Elephants were recently in the news because animal activists managed to have elephants banned from performing in circuses. The freed elephants will now go into retirement in Florida. Yet most elephants in the world are not native to circuses – or Florida, for that matter. And in Africa and Asia, elephants can pose a threat to farmers’ crops and sometimes even their lives.


The relationship between humans and elephants is so troubled that there is actually a name that scientists use for it: Human-Elephant Conflict, HEC. Not only are elephants very smart and powerful, African elephants also need to eat up to 300 kg of food a day, depending on their size. That’s a whole lot more than a mouse which has found its way into the corn shed will eat. And a loss of that size will not go unnoticed by the farmer, making the relationship between farmer and elephant even more volatile and aggressive.

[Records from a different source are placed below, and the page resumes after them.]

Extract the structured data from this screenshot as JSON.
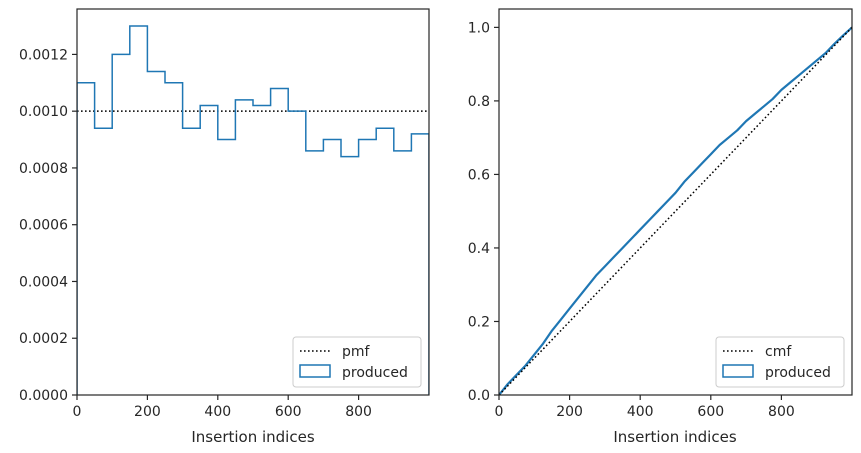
{
  "colors": {
    "produced": "#1f77b4",
    "reference": "#000000",
    "axes": "#262626",
    "legend_border": "#cccccc"
  },
  "chart_data": [
    {
      "type": "step",
      "xlabel": "Insertion indices",
      "ylabel": "",
      "xlim": [
        0,
        1000
      ],
      "ylim": [
        0,
        0.00136
      ],
      "x_ticks": [
        "0",
        "200",
        "400",
        "600",
        "800"
      ],
      "y_ticks": [
        "0.0000",
        "0.0002",
        "0.0004",
        "0.0006",
        "0.0008",
        "0.0010",
        "0.0012"
      ],
      "legend": {
        "placement": "lower-right",
        "entries": [
          "pmf",
          "produced"
        ]
      },
      "reference_line": {
        "name": "pmf",
        "value": 0.001,
        "style": "dotted"
      },
      "bin_edges": [
        0,
        50,
        100,
        150,
        200,
        250,
        300,
        350,
        400,
        450,
        500,
        550,
        600,
        650,
        700,
        750,
        800,
        850,
        900,
        950,
        1000
      ],
      "series": [
        {
          "name": "produced",
          "values": [
            0.0011,
            0.00094,
            0.0012,
            0.0013,
            0.00114,
            0.0011,
            0.00094,
            0.00102,
            0.0009,
            0.00104,
            0.00102,
            0.00108,
            0.001,
            0.00086,
            0.0009,
            0.00084,
            0.0009,
            0.00094,
            0.00086,
            0.00092
          ]
        }
      ]
    },
    {
      "type": "line",
      "xlabel": "Insertion indices",
      "ylabel": "",
      "xlim": [
        0,
        1000
      ],
      "ylim": [
        0,
        1.05
      ],
      "x_ticks": [
        "0",
        "200",
        "400",
        "600",
        "800"
      ],
      "y_ticks": [
        "0.0",
        "0.2",
        "0.4",
        "0.6",
        "0.8",
        "1.0"
      ],
      "legend": {
        "placement": "lower-right",
        "entries": [
          "cmf",
          "produced"
        ]
      },
      "reference_line": {
        "name": "cmf",
        "from": [
          0,
          0
        ],
        "to": [
          1000,
          1.0
        ],
        "style": "dotted"
      },
      "series": [
        {
          "name": "produced",
          "x": [
            0,
            25,
            50,
            75,
            100,
            125,
            150,
            175,
            200,
            225,
            250,
            275,
            300,
            325,
            350,
            375,
            400,
            425,
            450,
            475,
            500,
            525,
            550,
            575,
            600,
            625,
            650,
            675,
            700,
            725,
            750,
            775,
            800,
            825,
            850,
            875,
            900,
            925,
            950,
            975,
            1000
          ],
          "y": [
            0,
            0.03,
            0.055,
            0.08,
            0.11,
            0.14,
            0.175,
            0.205,
            0.235,
            0.265,
            0.295,
            0.325,
            0.35,
            0.375,
            0.4,
            0.425,
            0.45,
            0.475,
            0.5,
            0.525,
            0.55,
            0.58,
            0.605,
            0.63,
            0.655,
            0.68,
            0.7,
            0.72,
            0.745,
            0.765,
            0.785,
            0.805,
            0.83,
            0.85,
            0.87,
            0.89,
            0.91,
            0.93,
            0.955,
            0.978,
            1.0
          ]
        }
      ]
    }
  ]
}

The cheapest and most common way that farmers use to guard their crops against raiding elephants is simply that: guarding. Humans will stand on the perimeters of the plantations and will try and drive elephants away with noise – guns, firecrackers and car horns can do the trick – or by using bright lights, for example. But keeping the crops safe this way is incredibly labor intensive and not every farmer can afford hiring personnel for this task. Not everyone wants to stand between an elephant bull and his food either, and many who do do not survive.

Guarding will likely always be needed as an extra measure, but considering that, in India alone, one hundred people annually die from injuries sustained during elephant crop raids – and about half that number of elephants – this cannot be the only defense farmers have.

Most other methods are simply too expensive and even after large amounts of money have been invested, many elephants are too smart to be bothered by these techniques for long. Some are even more dangerous for the crops, as some farmers use fire to repel elephants, without – of course – being able to control the wind. And again: elephants are smart and they have been known to put out small fires themselves.

But biologists have developed a genius solution that is safe for human and elephant, makes money instead of spending it, and even helps crop growth. The answer is simple: Bees.

Elephants are afraid of bees. That might seem counterintuitive, as their hide usually protects them from a bee’s sting, but they have sensitive trunks and apparently have had enough run ins with bees throughout their evolution that they become scared from the sound alone.

The beehive-fence is thus a genius solution. Beehives are erected around the farmland, each about 30 feet from the other. When an elephant approaches, a small trip wire – attached to the hives – disturbs the bees and off they buzz. An elephant would have to be extremely hungry to withstand a swarm of angry bees.

The beehives have additional benefits. As everyone knows, bees produce honey, giving the farmers’ another sellable product. They pollinate the crops and are easily introduced in Africa, where the tradition of beekeeping is well known.

There’s an entire subchapter of the Save the Elephants organisation – Elephants and Bees – that is committed to make this practice more common. They provide farmers with a free instruction on how to set up a hive or relocate existing hives to create a fence.

The beehive fences were initially tested in Kenya and since they received such good results have since been exported throughout Africa and even to Sri Lanka. In Kenya, for example, the project was 80 percent successful.

Elephants and Bees also helps farmers sell their honey, though at the moment someone who is interested in a jar of elephant friendly honey still has to travel to Nairobi and the Tsavo area.